Janet Skeslien Charles is the award-winning author of Moonlight in Odessa and The Paris Library. She divides her time between Montana and Paris. Visit her at JSkeslienCharles.com or connect with her on Twitter @SkeslienCharles.
I write to you from Paris, from the mezzanine of the Red Wheelbarrow bookstore. The view before me is of bookshelves dappled by sunbeams as well as the Luxembourg Gardens across the street. Here in France, two historical names loom large: Josephine and her husband, Napoleon. When I picked up Carolina Built, whose main character is Josephine Napoleon Leary, I knew this novel was for me.
Beginning in North Carolina just years after the Civil War, the book recounts the life of a real estate magnate whose goal was to build a lasting legacy for herself and her daughters. It is the true story of a woman born into slavery and freed at the age of nine, who dreams big and educates herself to become a businesswoman. Josephine Leary owned several properties in Edenton, North Carolina, and one of the buildings she constructed still exists and bears her name. Carolina Built delicately portrays the challenges that those who were formerly enslaved face as they build their lives, both personally and professionally.

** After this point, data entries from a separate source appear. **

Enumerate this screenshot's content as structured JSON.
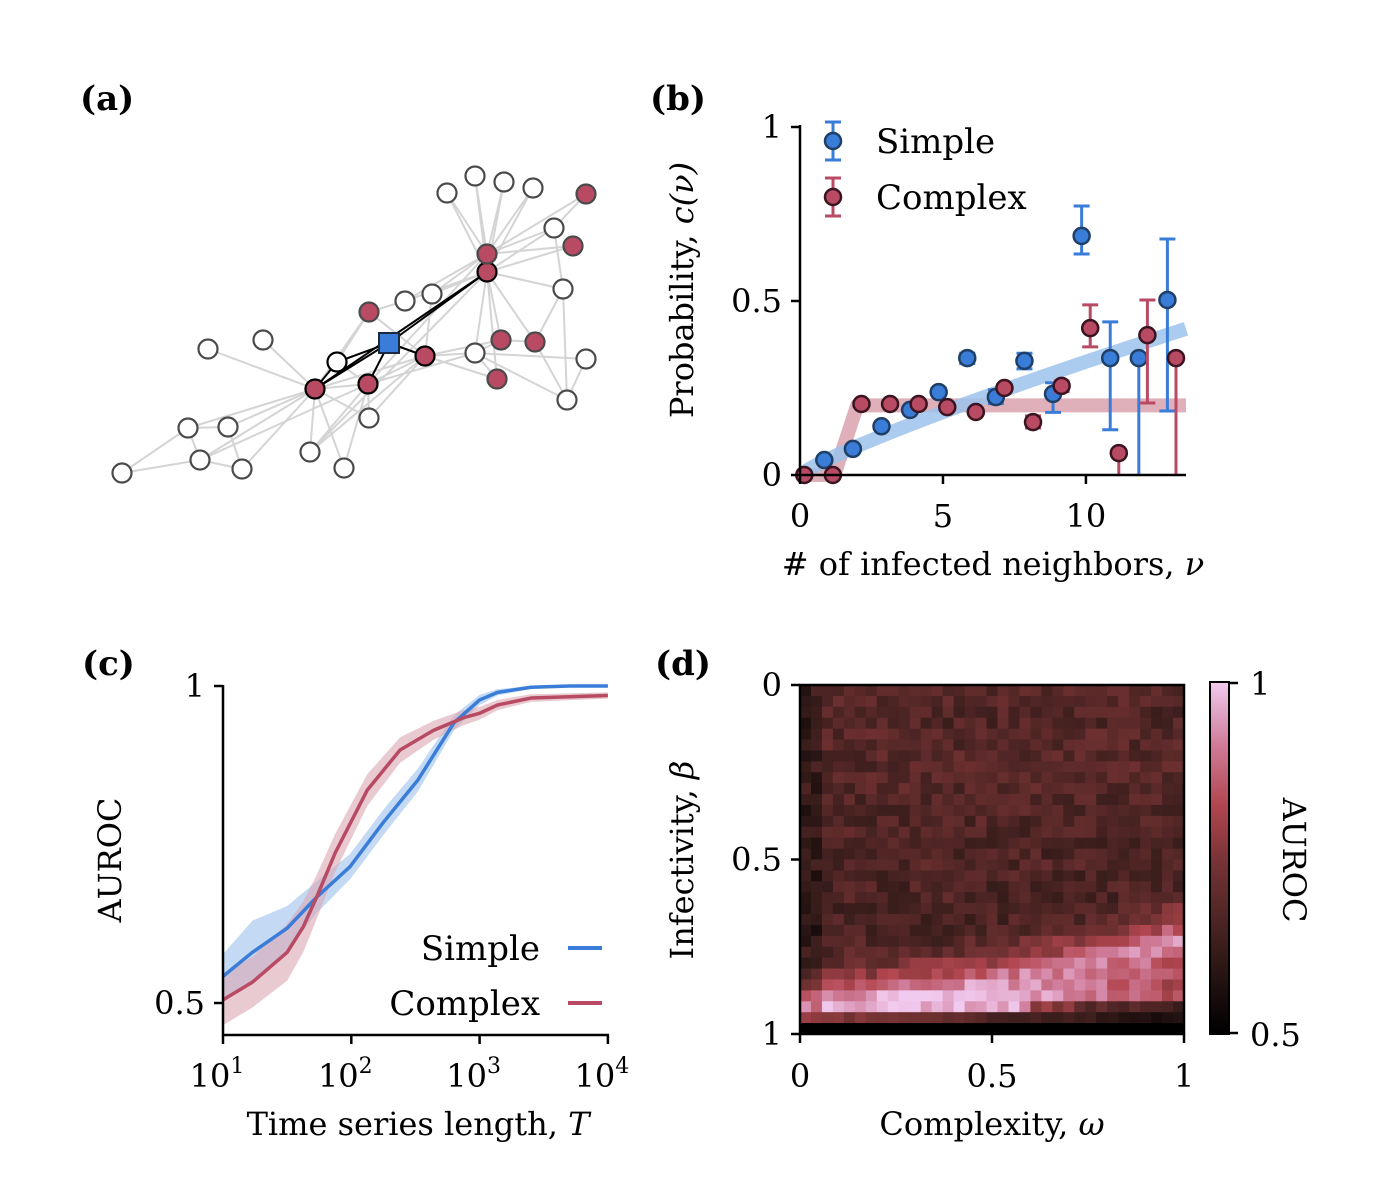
{
  "colors": {
    "simple": "#3a7dd8",
    "complex": "#b84b63",
    "simple_band": "#9cc2ec",
    "complex_band": "#dba7b3",
    "edge": "#d4d4d4",
    "highlight_edge": "#000000",
    "node_open": "#ffffff",
    "node_red": "#b84b63",
    "node_blue": "#3a7dd8",
    "colormap": [
      "#000000",
      "#3a1e1c",
      "#7a3436",
      "#b2464f",
      "#cf7b98",
      "#f1caef"
    ]
  },
  "panels": {
    "a": {
      "label": "(a)"
    },
    "b": {
      "label": "(b)"
    },
    "c": {
      "label": "(c)"
    },
    "d": {
      "label": "(d)"
    }
  },
  "network": {
    "nodes": [
      {
        "id": 0,
        "state": "open"
      },
      {
        "id": 1,
        "state": "open"
      },
      {
        "id": 2,
        "state": "open"
      },
      {
        "id": 3,
        "state": "open"
      },
      {
        "id": 4,
        "state": "open"
      },
      {
        "id": 5,
        "state": "open"
      },
      {
        "id": 6,
        "state": "open"
      },
      {
        "id": 7,
        "state": "infected",
        "highlight": true
      },
      {
        "id": 8,
        "state": "open",
        "highlight": true
      },
      {
        "id": 9,
        "state": "infected",
        "highlight": true
      },
      {
        "id": 10,
        "state": "infected"
      },
      {
        "id": 11,
        "state": "open"
      },
      {
        "id": 12,
        "state": "open"
      },
      {
        "id": 13,
        "state": "focal"
      },
      {
        "id": 14,
        "state": "infected",
        "highlight": true
      },
      {
        "id": 15,
        "state": "open"
      },
      {
        "id": 16,
        "state": "open"
      },
      {
        "id": 17,
        "state": "open"
      },
      {
        "id": 18,
        "state": "infected",
        "highlight": true
      },
      {
        "id": 19,
        "state": "infected"
      },
      {
        "id": 20,
        "state": "open"
      },
      {
        "id": 21,
        "state": "open"
      },
      {
        "id": 22,
        "state": "open"
      },
      {
        "id": 23,
        "state": "open"
      },
      {
        "id": 24,
        "state": "infected"
      },
      {
        "id": 25,
        "state": "open"
      },
      {
        "id": 26,
        "state": "infected"
      },
      {
        "id": 27,
        "state": "open"
      },
      {
        "id": 28,
        "state": "open"
      },
      {
        "id": 29,
        "state": "infected"
      },
      {
        "id": 30,
        "state": "infected"
      },
      {
        "id": 31,
        "state": "infected"
      },
      {
        "id": 32,
        "state": "open"
      },
      {
        "id": 33,
        "state": "open"
      }
    ],
    "edges": [
      [
        0,
        1
      ],
      [
        0,
        3
      ],
      [
        1,
        2
      ],
      [
        1,
        3
      ],
      [
        1,
        7
      ],
      [
        2,
        7
      ],
      [
        2,
        4
      ],
      [
        3,
        4
      ],
      [
        3,
        7
      ],
      [
        4,
        7
      ],
      [
        3,
        9
      ],
      [
        5,
        7
      ],
      [
        6,
        7
      ],
      [
        7,
        9
      ],
      [
        7,
        16
      ],
      [
        7,
        17
      ],
      [
        7,
        15
      ],
      [
        7,
        14
      ],
      [
        7,
        10
      ],
      [
        16,
        9
      ],
      [
        17,
        9
      ],
      [
        15,
        9
      ],
      [
        16,
        14
      ],
      [
        8,
        9
      ],
      [
        8,
        10
      ],
      [
        9,
        14
      ],
      [
        9,
        28
      ],
      [
        9,
        19
      ],
      [
        10,
        11
      ],
      [
        10,
        14
      ],
      [
        11,
        19
      ],
      [
        12,
        19
      ],
      [
        12,
        18
      ],
      [
        14,
        28
      ],
      [
        14,
        12
      ],
      [
        15,
        14
      ],
      [
        16,
        18
      ],
      [
        18,
        20
      ],
      [
        18,
        21
      ],
      [
        18,
        22
      ],
      [
        18,
        23
      ],
      [
        18,
        25
      ],
      [
        18,
        26
      ],
      [
        18,
        27
      ],
      [
        18,
        28
      ],
      [
        18,
        29
      ],
      [
        18,
        30
      ],
      [
        18,
        31
      ],
      [
        18,
        11
      ],
      [
        19,
        20
      ],
      [
        19,
        21
      ],
      [
        19,
        22
      ],
      [
        19,
        23
      ],
      [
        19,
        24
      ],
      [
        19,
        25
      ],
      [
        19,
        26
      ],
      [
        24,
        25
      ],
      [
        25,
        27
      ],
      [
        27,
        30
      ],
      [
        27,
        33
      ],
      [
        28,
        32
      ],
      [
        28,
        29
      ],
      [
        28,
        31
      ],
      [
        28,
        33
      ],
      [
        30,
        33
      ],
      [
        32,
        33
      ],
      [
        29,
        30
      ],
      [
        14,
        31
      ],
      [
        14,
        29
      ]
    ],
    "highlight_edges": [
      [
        13,
        18
      ],
      [
        13,
        8
      ],
      [
        13,
        7
      ],
      [
        13,
        9
      ],
      [
        13,
        14
      ],
      [
        8,
        7
      ],
      [
        7,
        18
      ]
    ]
  },
  "chart_data": [
    {
      "panel": "b",
      "type": "scatter",
      "xlabel": "# of infected neighbors, ν",
      "xlabel_plain": "# of infected neighbors, ",
      "xlabel_symbol": "ν",
      "ylabel_plain": "Probability, ",
      "ylabel_symbol": "c(ν)",
      "xlim": [
        0,
        13.5
      ],
      "ylim": [
        0,
        1
      ],
      "xticks": [
        0,
        5,
        10
      ],
      "xtick_labels": [
        "0",
        "5",
        "10"
      ],
      "yticks": [
        0,
        0.5,
        1
      ],
      "ytick_labels": [
        "0",
        "0.5",
        "1"
      ],
      "legend": {
        "position": "top-left",
        "entries": [
          "Simple",
          "Complex"
        ]
      },
      "series": [
        {
          "name": "Simple",
          "x": [
            1,
            2,
            3,
            4,
            5,
            6,
            7,
            8,
            9,
            10,
            11,
            12,
            13
          ],
          "y": [
            0.043,
            0.075,
            0.14,
            0.187,
            0.238,
            0.336,
            0.224,
            0.328,
            0.233,
            0.687,
            0.336,
            0.336,
            0.503
          ],
          "err_low": [
            0.043,
            0.075,
            0.14,
            0.187,
            0.23,
            0.32,
            0.205,
            0.305,
            0.18,
            0.635,
            0.13,
            0.0,
            0.184
          ],
          "err_high": [
            0.043,
            0.075,
            0.14,
            0.19,
            0.25,
            0.35,
            0.245,
            0.35,
            0.265,
            0.773,
            0.44,
            0.336,
            0.678
          ],
          "fit": {
            "x": [
              0,
              13.5
            ],
            "y": [
              0,
              0.42
            ],
            "shape": "concave"
          }
        },
        {
          "name": "Complex",
          "x": [
            0,
            1,
            2,
            3,
            4,
            5,
            6,
            7,
            8,
            9,
            10,
            11,
            12,
            13
          ],
          "y": [
            0.0,
            0.0,
            0.204,
            0.204,
            0.204,
            0.195,
            0.181,
            0.25,
            0.152,
            0.256,
            0.422,
            0.063,
            0.402,
            0.336
          ],
          "err_low": [
            0.0,
            0.0,
            0.204,
            0.204,
            0.204,
            0.19,
            0.175,
            0.24,
            0.135,
            0.24,
            0.368,
            0.0,
            0.207,
            0.0
          ],
          "err_high": [
            0.0,
            0.0,
            0.204,
            0.204,
            0.204,
            0.2,
            0.185,
            0.26,
            0.17,
            0.27,
            0.489,
            0.063,
            0.503,
            0.336
          ],
          "fit": {
            "x": [
              0,
              1.2,
              2,
              13.5
            ],
            "y": [
              0,
              0,
              0.2,
              0.2
            ]
          }
        }
      ]
    },
    {
      "panel": "c",
      "type": "line",
      "xlabel_plain": "Time series length, ",
      "xlabel_symbol": "T",
      "ylabel": "AUROC",
      "xscale": "log",
      "xlim": [
        10,
        10000
      ],
      "ylim": [
        0.45,
        1
      ],
      "xticks": [
        10,
        100,
        1000,
        10000
      ],
      "xtick_base": "10",
      "xtick_exp": [
        "1",
        "2",
        "3",
        "4"
      ],
      "yticks": [
        0.5,
        1
      ],
      "ytick_labels": [
        "0.5",
        "1"
      ],
      "legend": {
        "position": "bottom-right",
        "entries": [
          "Simple",
          "Complex"
        ]
      },
      "series": [
        {
          "name": "Simple",
          "log10_x": [
            1.0,
            1.23,
            1.5,
            1.73,
            1.99,
            2.25,
            2.52,
            2.8,
            3.0,
            3.14,
            3.4,
            3.7,
            4.0
          ],
          "y": [
            0.542,
            0.58,
            0.618,
            0.667,
            0.715,
            0.785,
            0.852,
            0.942,
            0.978,
            0.99,
            0.998,
            1.0,
            1.0
          ],
          "band": [
            0.035,
            0.05,
            0.035,
            0.025,
            0.02,
            0.02,
            0.018,
            0.012,
            0.008,
            0.005,
            0.003,
            0.002,
            0.002
          ]
        },
        {
          "name": "Complex",
          "log10_x": [
            1.0,
            1.23,
            1.5,
            1.625,
            1.73,
            1.875,
            2.125,
            2.38,
            2.64,
            2.875,
            3.0,
            3.14,
            3.4,
            4.0
          ],
          "y": [
            0.505,
            0.533,
            0.58,
            0.62,
            0.667,
            0.737,
            0.836,
            0.899,
            0.93,
            0.95,
            0.957,
            0.97,
            0.981,
            0.985
          ],
          "band": [
            0.04,
            0.04,
            0.045,
            0.04,
            0.035,
            0.03,
            0.025,
            0.02,
            0.015,
            0.012,
            0.01,
            0.008,
            0.006,
            0.005
          ]
        }
      ]
    },
    {
      "panel": "d",
      "type": "heatmap",
      "xlabel_plain": "Complexity, ",
      "xlabel_symbol": "ω",
      "ylabel_plain": "Infectivity, ",
      "ylabel_symbol": "β",
      "xlim": [
        0,
        1
      ],
      "ylim": [
        0,
        1
      ],
      "xticks": [
        0,
        0.5,
        1
      ],
      "xtick_labels": [
        "0",
        "0.5",
        "1"
      ],
      "yticks": [
        0,
        0.5,
        1
      ],
      "ytick_labels": [
        "0",
        "0.5",
        "1"
      ],
      "y_inverted": true,
      "n_cols": 35,
      "n_rows": 32,
      "colorbar": {
        "label": "AUROC",
        "range": [
          0.5,
          1
        ],
        "tick_labels": [
          "0.5",
          "1"
        ]
      },
      "values_description": "AUROC grid rows top (β=0) to bottom (β=1); mostly 0.6–0.75, bright band 0.85–1.0 near β≈0.85–0.95 rising toward high ω, bottom row ≈0.5",
      "row_base": [
        0.68,
        0.68,
        0.67,
        0.67,
        0.68,
        0.68,
        0.68,
        0.68,
        0.68,
        0.68,
        0.67,
        0.67,
        0.67,
        0.67,
        0.66,
        0.66,
        0.67,
        0.66,
        0.66,
        0.66,
        0.66,
        0.66,
        0.66,
        0.67,
        0.68,
        0.7,
        0.73,
        0.78,
        0.84,
        0.88,
        0.72,
        0.5
      ],
      "seed": 7
    }
  ]
}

From the first page, I felt that Josephine was a kindred spirit, or as my character Bitsi (in The Paris Library) would say, a book mate. Josephine’s grandmother tells her, “You get so wrapped up in those books, nobody can reach you.” Later, Josephine says, “I love to read about different times and different places, and all the lives that people can live.” And this is what I appreciated most about Carolina Built: we walk in the shoes of the characters. In the course of buying a piece of land, Josephine Leary must deal with a lawyer who had volunteered to fight for the Confederate Army. How must that feel to her?
This is what the best literature does: with quiet simplicity it asks us to consider the lives of others, to feel what they feel. Carolina Built inspires me as a writer, and reminds me of the importance of writing about women forgotten by history. Author Kianna Alexander says it best: “The accomplishments of African Americans have so often been minimized, overlooked, or outright dismissed to serve a narrative that relegates us to the status of second-class citizenship.” In her words, she decided to “shine a light on someone who would otherwise be forgotten by history.”

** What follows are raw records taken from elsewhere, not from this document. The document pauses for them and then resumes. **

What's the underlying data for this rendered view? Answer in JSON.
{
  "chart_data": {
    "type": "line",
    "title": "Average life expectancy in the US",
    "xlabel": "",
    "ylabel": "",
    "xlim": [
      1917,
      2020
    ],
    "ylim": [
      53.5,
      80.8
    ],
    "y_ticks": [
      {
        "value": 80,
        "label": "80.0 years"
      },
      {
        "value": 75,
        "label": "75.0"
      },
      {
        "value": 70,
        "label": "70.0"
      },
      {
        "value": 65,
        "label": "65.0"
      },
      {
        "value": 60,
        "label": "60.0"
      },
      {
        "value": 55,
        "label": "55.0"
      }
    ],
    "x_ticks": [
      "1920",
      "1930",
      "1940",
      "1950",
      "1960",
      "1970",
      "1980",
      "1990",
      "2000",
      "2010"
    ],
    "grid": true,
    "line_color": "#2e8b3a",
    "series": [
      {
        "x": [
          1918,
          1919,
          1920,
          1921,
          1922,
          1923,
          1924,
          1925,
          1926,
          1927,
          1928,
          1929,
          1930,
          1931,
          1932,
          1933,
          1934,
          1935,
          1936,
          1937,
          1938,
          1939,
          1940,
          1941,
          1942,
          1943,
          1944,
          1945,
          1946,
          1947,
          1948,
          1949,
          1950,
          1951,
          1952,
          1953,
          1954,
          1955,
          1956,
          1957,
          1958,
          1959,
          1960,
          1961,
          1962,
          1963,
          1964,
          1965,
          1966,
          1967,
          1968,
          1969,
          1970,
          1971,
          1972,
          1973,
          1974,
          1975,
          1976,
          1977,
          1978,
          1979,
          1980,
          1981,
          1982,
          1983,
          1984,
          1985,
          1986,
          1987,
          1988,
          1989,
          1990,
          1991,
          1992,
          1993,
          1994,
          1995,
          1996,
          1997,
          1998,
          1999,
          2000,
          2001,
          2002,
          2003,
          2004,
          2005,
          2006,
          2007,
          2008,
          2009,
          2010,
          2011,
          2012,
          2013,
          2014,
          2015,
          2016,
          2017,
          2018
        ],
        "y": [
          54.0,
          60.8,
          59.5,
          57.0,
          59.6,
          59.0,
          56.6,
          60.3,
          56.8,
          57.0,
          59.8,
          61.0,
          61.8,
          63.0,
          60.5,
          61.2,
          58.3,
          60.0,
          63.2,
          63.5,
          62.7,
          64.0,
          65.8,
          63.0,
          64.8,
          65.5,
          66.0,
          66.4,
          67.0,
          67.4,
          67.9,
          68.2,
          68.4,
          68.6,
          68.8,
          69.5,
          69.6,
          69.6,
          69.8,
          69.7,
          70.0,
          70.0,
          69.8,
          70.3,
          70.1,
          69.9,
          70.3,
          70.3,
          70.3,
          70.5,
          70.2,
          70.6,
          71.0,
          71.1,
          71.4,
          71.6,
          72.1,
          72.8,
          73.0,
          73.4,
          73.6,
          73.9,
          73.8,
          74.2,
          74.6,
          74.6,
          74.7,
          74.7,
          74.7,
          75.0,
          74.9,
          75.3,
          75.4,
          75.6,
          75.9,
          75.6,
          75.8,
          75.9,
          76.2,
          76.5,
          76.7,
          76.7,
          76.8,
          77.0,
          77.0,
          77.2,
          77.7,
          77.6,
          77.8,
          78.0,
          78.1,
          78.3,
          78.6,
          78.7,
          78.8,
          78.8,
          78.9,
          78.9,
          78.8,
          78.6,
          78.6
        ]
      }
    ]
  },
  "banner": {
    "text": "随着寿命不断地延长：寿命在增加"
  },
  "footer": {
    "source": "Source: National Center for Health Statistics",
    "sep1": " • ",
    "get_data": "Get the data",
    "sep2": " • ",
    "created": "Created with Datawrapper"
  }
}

What also struck me was the timeliness of this novel. Josephine Leary balanced raising her children, taking care of her grandmother, working with her husband at their barbershop, and her passion for real estate. She felt like there was never enough time in the day. She dealt with prejudice from the church and from the townspeople. She was judged by some in her entourage for not staying home more with her children. She was criticized for wanting something that was hers alone.

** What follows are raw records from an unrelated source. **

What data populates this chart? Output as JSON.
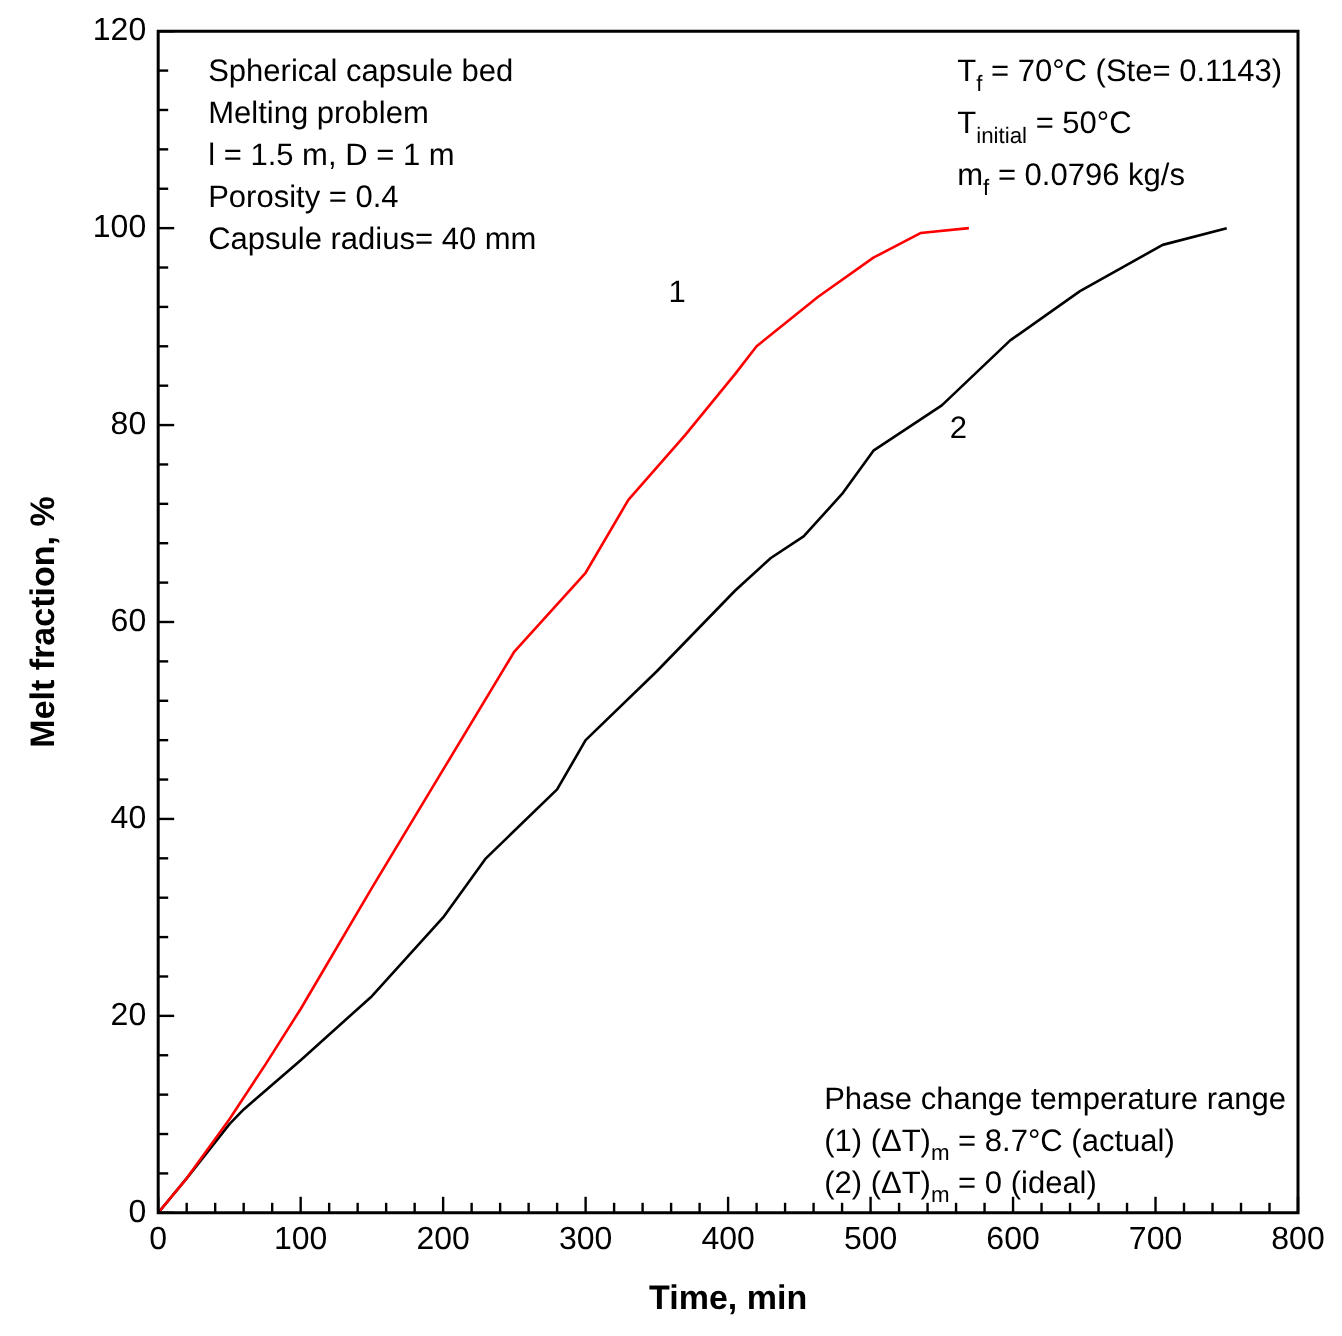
{
  "chart_data": {
    "type": "line",
    "xlabel": "Time, min",
    "ylabel": "Melt fraction, %",
    "xlim": [
      0,
      800
    ],
    "xticks": [
      0,
      100,
      200,
      300,
      400,
      500,
      600,
      700,
      800
    ],
    "ylim": [
      0,
      120
    ],
    "yticks": [
      0,
      20,
      40,
      60,
      80,
      100,
      120
    ],
    "grid": false,
    "legend": false,
    "marker": "none",
    "line_style": "solid",
    "series": [
      {
        "name": "1",
        "color": "#ff0000",
        "x": [
          0,
          20,
          50,
          75,
          100,
          150,
          200,
          250,
          300,
          330,
          370,
          405,
          420,
          463,
          502,
          535,
          569
        ],
        "values": [
          0,
          3.5,
          9.5,
          15,
          20.7,
          33,
          45,
          57,
          65,
          72.4,
          79,
          85.2,
          88,
          93,
          97,
          99.5,
          100
        ]
      },
      {
        "name": "2",
        "color": "#000000",
        "x": [
          0,
          20,
          50,
          60,
          100,
          150,
          200,
          230,
          280,
          300,
          350,
          405,
          430,
          453,
          480,
          502,
          550,
          598,
          647,
          705,
          750
        ],
        "values": [
          0,
          3.5,
          9,
          10.5,
          15.5,
          22,
          30,
          36,
          43,
          48,
          55,
          63.2,
          66.5,
          68.7,
          73,
          77.4,
          82,
          88.6,
          93.6,
          98.3,
          100
        ]
      }
    ],
    "annotations": [
      "Spherical capsule bed",
      "Melting problem",
      "l = 1.5 m, D = 1 m",
      "Porosity = 0.4",
      "Capsule radius= 40 mm",
      "T$_{f}$ = 70°C (Ste= 0.1143)",
      "T$_{initial}$ = 50°C",
      "m$_{f}$ = 0.0796 kg/s",
      "Phase change temperature range",
      "(1) (ΔT)$_{m}$ = 8.7°C (actual)",
      "(2) (ΔT)$_{m}$ = 0 (ideal)"
    ]
  }
}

Though Josephine Leary lived from 1856 to 1923, much of her experience resonates with contemporary readers, whether it’s her trials as a businesswoman, her love of books, or her bittersweet joy in preparing her firstborn child to leave home for college. I finished the book in awe of this remarkable woman.
Emperor Napoleon famously said, “I win battles, but Josephine wins hearts.”* I believe Josephine Napoleon Leary will win your heart.
*Exact phrase in French: “Je gagne des batailles, Joséphine gagne les cœurs.”